New Naephak wrote:Licana wrote:>contact: Large UFO flying NOE
>ignore bc interceptors only have missiles
>landing
>wat
>A-team assemble!
>half of A-team is still down due to previous EXALT op
>spend full minute frantically trying to figure out if I can do this
>send out the team
>all starting weapons, only two guys have Phalanx armour (ghetto Carapace armour if you've never played LW) plus a regular SHIV
>assault goes well, clean up various alien pods around the harverster before moving to the control room, only one guy received one point of damage from a Seeker
>open doors
>six outsiders
>six fucking outsiders
>oh god what do
>sends in the SHIV on a suicide flank, throws all of the grenades
>two outsiders down
>outsider leader (whom has like 20 fucking health) barrels right past my guys and into a position I can't see behind me
>SHIV somehow survives return fire
>fuck it, storm the three remaining outsiders in the control room with everything I have
>Everyone is flanked by everyone
>THERE WAS A FIREFIGHT ensues
And this was how I managed to get a massive amount of resources at the cost of two of my best soliders and a SHIV. Six fucking outsiders man.

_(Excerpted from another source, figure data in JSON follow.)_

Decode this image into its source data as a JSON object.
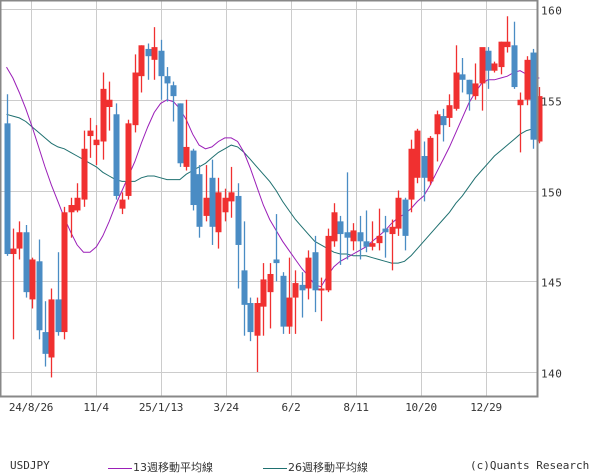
{
  "chart_data": {
    "type": "candlestick",
    "symbol": "USDJPY",
    "ylim": [
      138.7,
      160.4
    ],
    "yticks": [
      140,
      145,
      150,
      155,
      160
    ],
    "xtick_labels": [
      "24/8/26",
      "11/4",
      "25/1/13",
      "3/24",
      "6/2",
      "8/11",
      "10/20",
      "12/29"
    ],
    "grid": true,
    "colors": {
      "up": "#f03030",
      "down": "#4a8cc4",
      "ma13": "#9b1fb8",
      "ma26": "#1f7070",
      "grid": "#cccccc",
      "frame": "#888888"
    },
    "candles": [
      [
        153.7,
        155.3,
        146.4,
        146.5
      ],
      [
        146.5,
        147.9,
        141.8,
        146.8
      ],
      [
        146.8,
        148.3,
        146.2,
        147.7
      ],
      [
        147.7,
        148.1,
        144.1,
        144.4
      ],
      [
        144.0,
        146.3,
        143.5,
        146.2
      ],
      [
        146.1,
        147.3,
        141.8,
        142.3
      ],
      [
        142.2,
        143.9,
        140.3,
        141.0
      ],
      [
        140.8,
        144.6,
        139.7,
        144.0
      ],
      [
        144.0,
        146.6,
        142.0,
        142.2
      ],
      [
        142.2,
        149.1,
        141.8,
        148.8
      ],
      [
        148.8,
        149.6,
        147.4,
        149.2
      ],
      [
        148.9,
        150.4,
        148.8,
        149.6
      ],
      [
        149.5,
        153.3,
        149.1,
        152.3
      ],
      [
        153.0,
        154.0,
        151.8,
        153.3
      ],
      [
        152.5,
        153.6,
        151.4,
        152.8
      ],
      [
        152.7,
        156.5,
        151.7,
        155.6
      ],
      [
        154.6,
        156.0,
        153.3,
        155.0
      ],
      [
        154.2,
        154.8,
        149.5,
        149.7
      ],
      [
        149.0,
        149.9,
        148.7,
        149.5
      ],
      [
        149.7,
        153.9,
        149.5,
        153.7
      ],
      [
        153.6,
        157.5,
        153.2,
        156.5
      ],
      [
        156.3,
        158.0,
        155.4,
        158.0
      ],
      [
        157.8,
        158.1,
        156.1,
        157.4
      ],
      [
        157.2,
        159.0,
        156.1,
        157.9
      ],
      [
        157.7,
        158.3,
        155.0,
        156.3
      ],
      [
        156.3,
        156.8,
        154.9,
        155.9
      ],
      [
        155.8,
        156.0,
        153.8,
        155.2
      ],
      [
        154.8,
        154.8,
        151.3,
        151.5
      ],
      [
        151.3,
        155.0,
        151.1,
        152.4
      ],
      [
        152.2,
        152.3,
        148.9,
        149.2
      ],
      [
        150.9,
        151.4,
        147.4,
        148.0
      ],
      [
        148.6,
        151.4,
        148.3,
        149.6
      ],
      [
        150.7,
        151.7,
        147.0,
        148.0
      ],
      [
        147.7,
        150.7,
        146.8,
        149.9
      ],
      [
        148.8,
        150.1,
        148.3,
        149.6
      ],
      [
        149.4,
        151.3,
        148.5,
        149.9
      ],
      [
        149.7,
        150.4,
        144.6,
        147.0
      ],
      [
        145.6,
        148.3,
        142.0,
        143.7
      ],
      [
        143.8,
        144.1,
        141.7,
        142.2
      ],
      [
        142.0,
        144.1,
        140.0,
        143.8
      ],
      [
        143.6,
        146.0,
        142.0,
        145.1
      ],
      [
        144.4,
        146.0,
        142.4,
        145.4
      ],
      [
        146.2,
        148.7,
        145.0,
        146.0
      ],
      [
        145.3,
        145.5,
        142.1,
        142.5
      ],
      [
        142.5,
        146.3,
        142.1,
        144.1
      ],
      [
        144.1,
        145.6,
        142.1,
        144.9
      ],
      [
        144.8,
        145.5,
        143.0,
        144.5
      ],
      [
        144.6,
        146.7,
        144.0,
        146.3
      ],
      [
        146.6,
        147.5,
        143.3,
        144.5
      ],
      [
        144.5,
        145.2,
        142.8,
        144.6
      ],
      [
        144.5,
        147.9,
        144.4,
        147.5
      ],
      [
        147.2,
        149.3,
        146.9,
        148.8
      ],
      [
        148.3,
        148.6,
        145.9,
        147.6
      ],
      [
        147.7,
        151.0,
        146.2,
        147.4
      ],
      [
        147.2,
        148.2,
        146.7,
        147.8
      ],
      [
        147.7,
        148.6,
        146.2,
        147.2
      ],
      [
        147.2,
        148.9,
        146.6,
        146.9
      ],
      [
        146.9,
        148.3,
        146.7,
        147.1
      ],
      [
        147.1,
        149.0,
        146.7,
        147.5
      ],
      [
        147.9,
        148.6,
        146.3,
        147.7
      ],
      [
        147.6,
        148.4,
        145.6,
        148.0
      ],
      [
        147.9,
        150.0,
        147.5,
        149.6
      ],
      [
        149.5,
        149.6,
        146.7,
        147.5
      ],
      [
        149.5,
        152.8,
        148.8,
        152.3
      ],
      [
        150.7,
        153.4,
        150.4,
        153.3
      ],
      [
        151.9,
        152.7,
        149.4,
        150.7
      ],
      [
        150.5,
        153.0,
        150.3,
        152.9
      ],
      [
        153.1,
        154.4,
        151.6,
        154.2
      ],
      [
        154.1,
        154.5,
        152.7,
        153.6
      ],
      [
        154.0,
        155.3,
        153.5,
        154.7
      ],
      [
        154.5,
        158.0,
        154.4,
        156.5
      ],
      [
        156.4,
        157.3,
        155.4,
        156.1
      ],
      [
        156.1,
        156.1,
        154.4,
        155.3
      ],
      [
        155.2,
        157.0,
        155.0,
        155.9
      ],
      [
        155.9,
        157.1,
        154.4,
        157.9
      ],
      [
        157.7,
        157.9,
        155.6,
        156.6
      ],
      [
        156.6,
        157.1,
        156.5,
        157.0
      ],
      [
        156.8,
        158.2,
        156.4,
        158.2
      ],
      [
        157.9,
        159.6,
        157.6,
        158.2
      ],
      [
        158.0,
        159.3,
        155.6,
        155.7
      ],
      [
        154.7,
        155.4,
        152.1,
        155.0
      ],
      [
        155.0,
        157.4,
        154.7,
        157.2
      ],
      [
        157.6,
        157.8,
        152.3,
        152.8
      ],
      [
        152.7,
        155.7,
        152.6,
        155.2
      ]
    ],
    "ma13": [
      156.8,
      156.2,
      155.4,
      154.5,
      153.5,
      152.4,
      151.3,
      150.3,
      149.4,
      148.5,
      147.7,
      147.0,
      146.6,
      146.6,
      146.9,
      147.5,
      148.3,
      149.2,
      150.0,
      150.8,
      151.6,
      152.6,
      153.5,
      154.3,
      154.8,
      155.0,
      154.9,
      154.5,
      153.9,
      153.1,
      152.5,
      152.3,
      152.4,
      152.7,
      152.9,
      152.9,
      152.7,
      152.1,
      151.2,
      150.2,
      149.2,
      148.4,
      147.8,
      147.2,
      146.7,
      146.2,
      145.7,
      145.3,
      144.8,
      144.7,
      145.3,
      145.8,
      146.1,
      146.3,
      146.5,
      146.7,
      146.9,
      147.2,
      147.5,
      147.8,
      148.2,
      148.5,
      148.7,
      149.0,
      149.4,
      149.7,
      150.3,
      151.0,
      151.7,
      152.4,
      153.2,
      154.0,
      154.8,
      155.4,
      155.9,
      156.1,
      156.1,
      156.2,
      156.3,
      156.5,
      156.6,
      156.4,
      156.2,
      156.2
    ],
    "ma26": [
      154.2,
      154.1,
      154.0,
      153.8,
      153.5,
      153.2,
      152.9,
      152.6,
      152.4,
      152.3,
      152.1,
      151.9,
      151.7,
      151.5,
      151.3,
      151.0,
      150.8,
      150.6,
      150.5,
      150.5,
      150.5,
      150.7,
      150.8,
      150.8,
      150.7,
      150.6,
      150.6,
      150.6,
      150.9,
      151.1,
      151.3,
      151.5,
      151.8,
      152.1,
      152.3,
      152.5,
      152.4,
      152.1,
      151.7,
      151.3,
      150.9,
      150.5,
      150.0,
      149.4,
      148.9,
      148.4,
      148.0,
      147.6,
      147.2,
      147.0,
      146.8,
      146.6,
      146.5,
      146.5,
      146.4,
      146.4,
      146.4,
      146.3,
      146.2,
      146.1,
      146.0,
      146.0,
      146.1,
      146.4,
      146.8,
      147.2,
      147.6,
      148.0,
      148.4,
      148.8,
      149.3,
      149.7,
      150.2,
      150.7,
      151.1,
      151.5,
      151.9,
      152.2,
      152.5,
      152.8,
      153.1,
      153.3,
      153.4,
      153.6
    ]
  },
  "legend": {
    "symbol": "USDJPY",
    "ma13_label": "13週移動平均線",
    "ma26_label": "26週移動平均線",
    "copyright": "(c)Quants Research"
  }
}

In LW you need an A-team, a B-team, a C-team, and probably a D-team.
D is for disposable, like all rookies are.
C is for Chyrssalids, who are laying eggs in the sniper.
B is for brain'd by berserkers.
A is for almost wiped out.
Now you know the XCOM a b c's.
Licana wrote:Fucking swarming terror mission. 32 aliens and they're all chrysalids and zombies, and I forget to bring an assault or a shotgun.
Managed to save 9 (iirc) civilians, and 4 of the 7 guys I sent on that mission got promoted and none took any damage, but that was still nerve wracking.
I. Hate. Chyrssalids.
With a burning passion.
And that children is why Mexico now belongs to the invaders. Those damn xenos can eat all the burritos they want, see if I give a shit.